Not Just Dinner, But Discovery
Date night is more than going out to dinner—it’s a mindset of curiosity. When you’re dating someone new, you ask questions, explore ideas, and discover who they are. Why stop doing that once you’re married? And why wait until retirement to start again? I’ve shared my own journey with the clients I advise, and I’ve seen this intentional approach to reconnection work time and again.

One couple used their date nights not just for dinner but to plan an upcoming international trip. It became their shared project, something to look forward to, and, ultimately, the spark that brought them closer.

Another client wanted to find a way to incorporate himself into his wife’s very full calendar after he retired. They discovered a common interest in cooking and started taking lessons together.

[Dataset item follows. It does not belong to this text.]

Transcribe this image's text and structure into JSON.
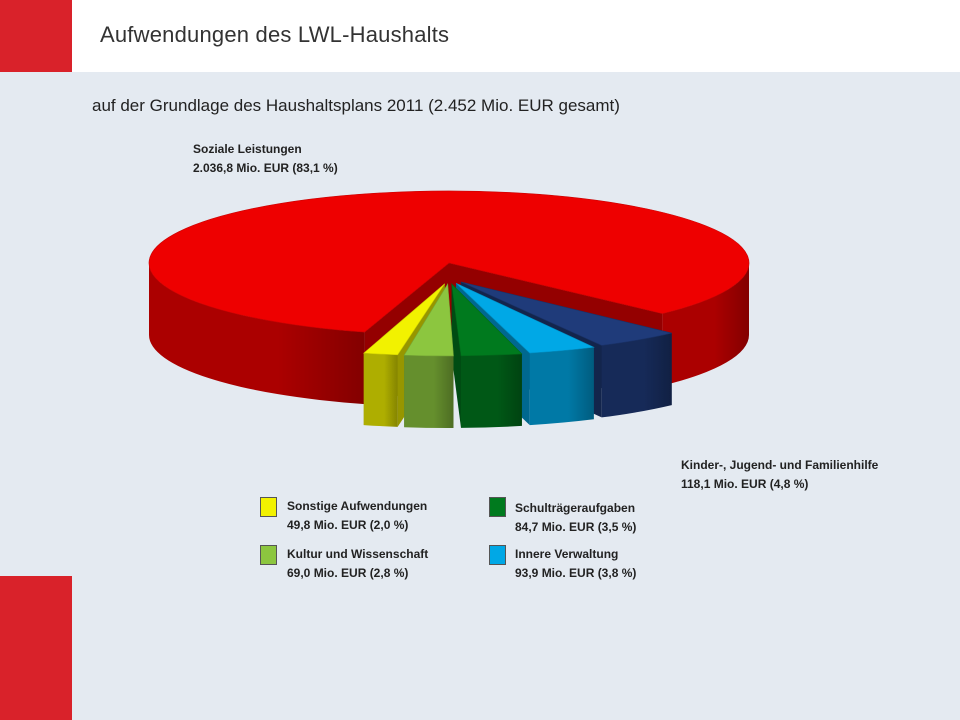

Shared hobbies and holding dedicated time for one another are key to finding a fulfilling cadence for your post-career relationship. But you can (and should try to) build those habits before you officially leave the office.

Start Now, Not Later
Waiting until retirement to reconnect is like waiting until race day to start training. Do it now. Create the activities. Have the conversations. Make space for each other—not as an afterthought, but as the central part of this next chapter of life. Shape your future together.

Ask the questions you used to ask when you were dating. The answers may have changed, but that’s the beauty of it. Reconnecting isn’t going back. It’s starting fresh with the foundation of everything you’ve already built.